NBA

Gallinari’s funk no help to Knicks

Even with that big, big window the Knicks have opened for LeBron James, Dwyane Wade or Chris Bosh, there still has proven to be plenty of wall left for Danilo Gallinari to hit.

“He’s 21 years old,” Knicks coach Mike D’Antoni said. “When you have a team that’s not real powerful, everything is magnified and you want him to have 20 points and play good defense and win every game, and I just don’t think that’s realistic right now for anybody.”

A bunch of Knicks who aren’t going to be here next year couldn’t follow one win in Washington on Friday with another last night. They lost 120-109 to Memphis with Gallinari, one of the few guys certain to return, finishing with 11 points, his highest total in five games.

In foul trouble all night, Gallinari hit his only 3-pointer of the game to tie the score with 4:04 to go, then didn’t score again — not that anybody other than David Lee (one basket) did either.

“You have to be emotionally invested in the team or otherwise your game suffers,” D’Antoni had said about Gallinari on Friday. “This game is too hard.”

A day later, apparently the coach decided that was hard on Gallinari, too, just not as hard as watching game after game slip away for lack of somebody stepping up in the end.

Certainly, it’s a long NBA season for a guy going through his first full one after being limited by a back disk problem to just 28 games in 2008-09. It gets longer by the day for the Knicks, who have a surgically repaired former star, Tracy McGrady, out of gas, and a potential star like Gallinari unable to find his pedal.

“The questions you have [are]: Can [Gallinari] play defense? Is he tough enough?” D’Antoni said. “I think he’s really tough.

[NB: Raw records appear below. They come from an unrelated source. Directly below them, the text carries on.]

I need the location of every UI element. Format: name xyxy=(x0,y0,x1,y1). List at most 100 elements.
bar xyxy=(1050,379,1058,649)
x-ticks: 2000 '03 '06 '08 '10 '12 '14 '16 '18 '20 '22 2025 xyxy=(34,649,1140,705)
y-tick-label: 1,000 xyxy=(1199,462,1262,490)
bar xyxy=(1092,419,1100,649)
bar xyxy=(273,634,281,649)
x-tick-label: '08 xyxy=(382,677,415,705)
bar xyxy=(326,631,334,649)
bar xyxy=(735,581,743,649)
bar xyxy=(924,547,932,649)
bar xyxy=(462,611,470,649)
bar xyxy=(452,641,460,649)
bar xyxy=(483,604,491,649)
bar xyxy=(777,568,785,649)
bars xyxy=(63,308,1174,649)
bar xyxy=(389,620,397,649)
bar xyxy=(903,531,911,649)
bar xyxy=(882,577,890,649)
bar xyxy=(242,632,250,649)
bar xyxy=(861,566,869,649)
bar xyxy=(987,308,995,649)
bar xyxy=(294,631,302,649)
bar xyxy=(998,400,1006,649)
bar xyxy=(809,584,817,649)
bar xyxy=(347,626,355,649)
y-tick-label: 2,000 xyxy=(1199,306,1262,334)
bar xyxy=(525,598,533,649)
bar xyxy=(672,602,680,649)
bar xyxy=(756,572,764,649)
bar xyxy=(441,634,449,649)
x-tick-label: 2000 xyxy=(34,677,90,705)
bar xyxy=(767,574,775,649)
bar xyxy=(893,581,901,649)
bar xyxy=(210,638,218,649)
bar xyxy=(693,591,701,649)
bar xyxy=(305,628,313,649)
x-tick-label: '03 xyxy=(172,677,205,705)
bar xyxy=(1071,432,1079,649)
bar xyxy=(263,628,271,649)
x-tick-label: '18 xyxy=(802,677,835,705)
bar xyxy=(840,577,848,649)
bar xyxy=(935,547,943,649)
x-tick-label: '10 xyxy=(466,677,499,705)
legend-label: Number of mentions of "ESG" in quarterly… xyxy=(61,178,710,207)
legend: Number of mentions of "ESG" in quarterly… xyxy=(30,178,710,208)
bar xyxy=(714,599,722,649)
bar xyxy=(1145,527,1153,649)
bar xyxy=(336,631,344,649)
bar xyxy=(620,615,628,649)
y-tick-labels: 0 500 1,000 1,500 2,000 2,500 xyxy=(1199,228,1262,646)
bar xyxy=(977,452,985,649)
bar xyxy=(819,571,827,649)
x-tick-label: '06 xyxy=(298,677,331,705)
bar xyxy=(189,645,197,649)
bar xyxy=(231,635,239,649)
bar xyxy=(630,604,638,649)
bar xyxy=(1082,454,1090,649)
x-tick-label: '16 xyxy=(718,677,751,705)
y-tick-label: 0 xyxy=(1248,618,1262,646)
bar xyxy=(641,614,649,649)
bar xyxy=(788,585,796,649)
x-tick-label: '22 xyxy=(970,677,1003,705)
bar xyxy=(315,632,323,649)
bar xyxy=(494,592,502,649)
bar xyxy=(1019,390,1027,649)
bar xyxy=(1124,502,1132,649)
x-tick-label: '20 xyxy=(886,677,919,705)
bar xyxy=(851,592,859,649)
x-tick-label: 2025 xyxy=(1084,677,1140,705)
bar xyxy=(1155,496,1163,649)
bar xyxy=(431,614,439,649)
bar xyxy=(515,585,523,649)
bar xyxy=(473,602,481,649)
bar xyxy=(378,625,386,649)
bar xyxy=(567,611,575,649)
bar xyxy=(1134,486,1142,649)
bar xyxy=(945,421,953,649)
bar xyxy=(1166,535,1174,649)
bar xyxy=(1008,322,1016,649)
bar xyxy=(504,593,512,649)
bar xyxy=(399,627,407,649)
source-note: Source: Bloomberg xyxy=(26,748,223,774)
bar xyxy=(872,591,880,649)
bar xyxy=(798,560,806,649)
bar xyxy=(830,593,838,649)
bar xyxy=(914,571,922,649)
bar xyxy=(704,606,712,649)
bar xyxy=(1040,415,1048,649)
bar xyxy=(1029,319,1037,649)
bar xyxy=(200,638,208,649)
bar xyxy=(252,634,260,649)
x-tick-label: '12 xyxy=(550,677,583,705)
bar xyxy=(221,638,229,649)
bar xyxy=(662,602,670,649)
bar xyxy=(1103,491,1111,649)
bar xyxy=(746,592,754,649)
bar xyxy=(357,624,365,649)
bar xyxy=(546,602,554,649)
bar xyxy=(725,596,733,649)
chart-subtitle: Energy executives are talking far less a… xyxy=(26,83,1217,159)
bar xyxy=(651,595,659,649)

“He’s been off with his shot . . . but I don’t think its anything to be alarmed about. People with good intentions tell him he can’t be just a 3-point shooter. But if his strength is shooting from the outside, that’s what he should do.

“If they come out and play him, he shouldn’t be programmed that ‘I gotta drive’ or ‘I have to post up.’ Sometimes I think he’s thinking too much about the game, instead of just playing and reacting.”

Gallinari, who played in an Italian League that didn’t have this kind of in-season player movement, has been reacting badly to the trades of 10 days ago.

“I don’t know, could be many reasons,” Gallinari said, asked why he has stopped shooting. “It’s a new team, this could be a reason — I don’t know.”

Harder to know is why that’s a credible excuse, because his last 20-point game was 16 games ago.

McGrady was on the bench for the fourth quarter and overtime Friday night while Gallinari was totaling 41 minutes, and didn’t play after halftime last night. The kid’s not being denied any time by the trades that so shook him up.

Jordan Hill, the 2009 first-round pick, is gone, as is the 2010 first-round pick, as is the 2012 top pick, while the flip-flopped 2011 pick with Houston will be the lesser of the two. That means Gallinari, taken sixth overall in 2008, will be the best thing the Knicks get out of a draft over a five-year period, a problem if they don’t hit the jackpot in free agency or maybe a problem filling out a strong rotation regardless.

There is a lot riding on this kid showing he’s going to be a lot better than this.